ZCR 5.4: Determine unmitigated likelihood
Clause: 4.6.5
Summary
Estimate the chance each threat materialises without counting existing
cybersecurity countermeasures (treat those as temporarily removed). Inherent component
behaviour and non-cyber IPLs (physical security, mechanical safeguards, emergency
procedures) may still be recognised. Qualitative or quantitative methods are allowed;
consequence-only methods that treat likelihood as constantly present are also permitted.
ZCR 5.5: Determine unmitigated cybersecurity risk
Clause: 4.6.6
Summary
Combine impact (ZCR 5.3) and unmitigated likelihood (ZCR 5.4) — typically via the
corporate risk matrix — to obtain unmitigated cybersecurity risk for each threat.
ZCR 5.6: Determine SL-T
Clause: 4.6.7
Summary
Establish a target security level (SL-T) for each zone or conduit. SL-T may be a single
value or a vector. There is no single mandated calculation: common approaches use the gap
to tolerable risk, the SL definitions in Part 3-3 / Annex A, or iterative risk-matrix
checks that raise SL until residual risk becomes acceptable.
SL-T communicates the desired protection level to designers, implementers and operators.
It later pairs with Part 3-3 capability levels when selecting technical requirements.
ZCR 5.7: Compare unmitigated risk with tolerable risk
Clause: 4.6.8
Summary
Compare each threat’s unmitigated risk with tolerable risk. If it exceeds tolerance,
decide whether to accept, transfer or mitigate. Mitigation continues through ZCR 5.8–5.12;
otherwise document under ZCR 5.13 and move to the next threat.
ZCR 5.8: Identify and evaluate existing countermeasures
Clause: 4.6.9
Summary
Identify controls already present in the SUC and judge how effectively they reduce
likelihood or impact. Part 3-3 SL-C assignments help reason about technical control
strength.
ZCR 5.9: Reevaluate likelihood and impact
Clause: 4.6.10
Summary
Re-score likelihood and impact with those existing countermeasures applied (technical,
administrative and procedural). This produces mitigated values for residual risk.
ZCR 5.10: Determine residual risk
Clause: 4.6.11
Summary
Combine mitigated likelihood and mitigated impact for each threat to obtain residual risk —
a measure of current exposure and of how well existing controls work.
ZCR 5.11: Compare residual risk with tolerable risk
Clause: 4.6.12
Summary
Compare residual risk against tolerable risk. Where residual risk remains too high,
decide under policy whether to accept, transfer or further mitigate.
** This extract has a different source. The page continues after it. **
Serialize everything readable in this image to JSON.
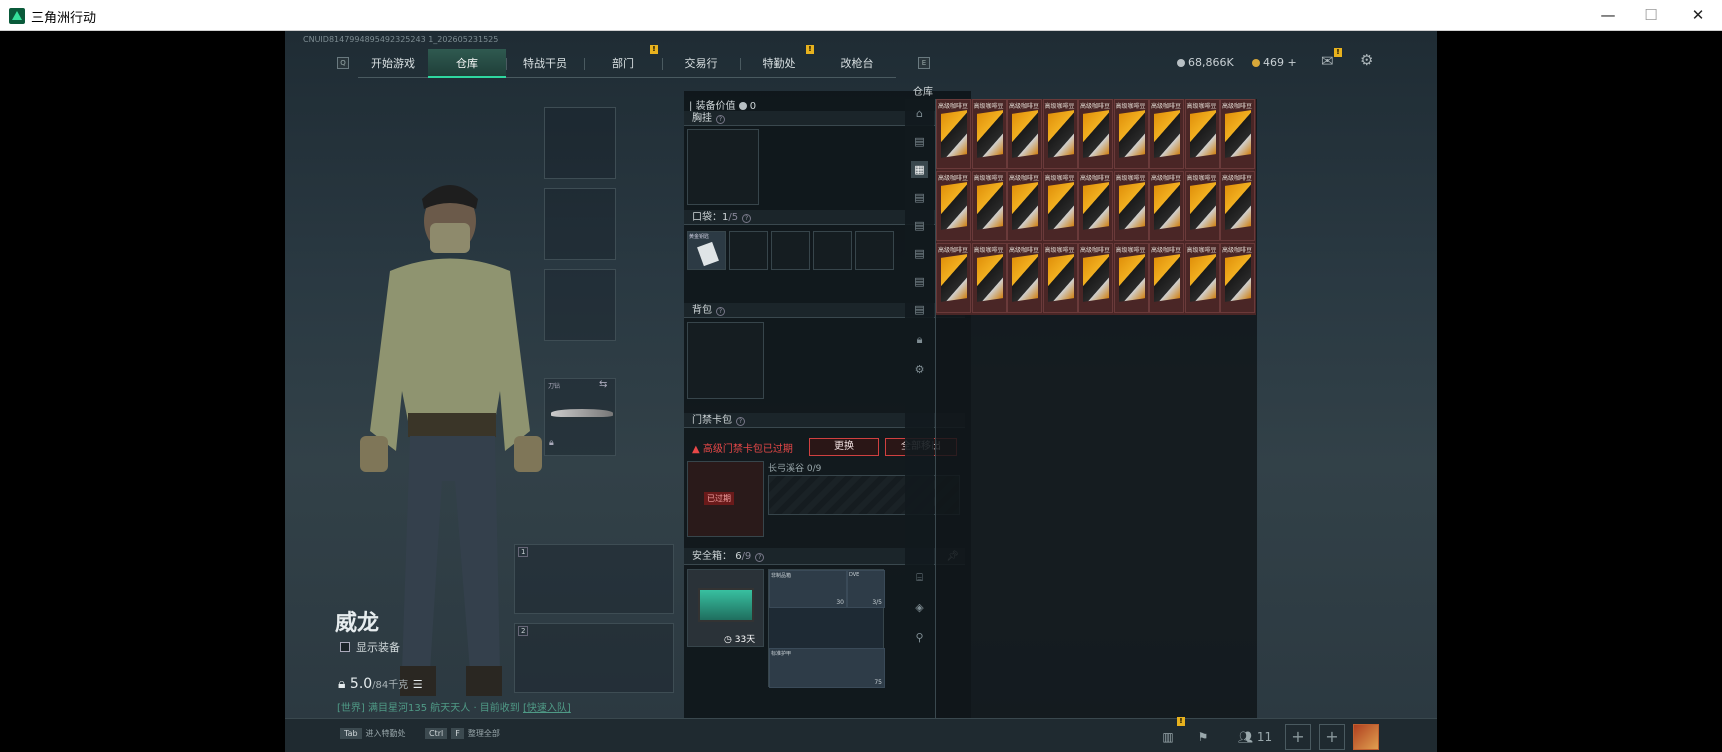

ZCR 5.12: Identify additional cybersecurity countermeasures
Clause: 4.6.13
Summary
Unless the organisation chooses to tolerate or transfer remaining risk, identify further
technical, administrative or procedural controls to bring residual risk within tolerance.
Moving an asset into a higher-security zone can also reduce exposure. Part 3-3 is a guide
for selecting technical measures and judging SL-C effectiveness; cost and complexity
should be weighed in design.
ZCR 5.13: Document and communicate results
Clause: 4.6.14
Summary
Document, report and distribute the detailed assessment to appropriate stakeholders,
protecting confidentiality with suitable information-security classification. Record
session dates, participant names and titles, and archive supporting inputs (architecture
diagrams, PHAs, vulnerability and gap assessments, threat sources) with the assessment.
The assessment is a living artefact for testing, audit and later refresh — and a
sensitive one, because it often lists vulnerabilities and current safeguards.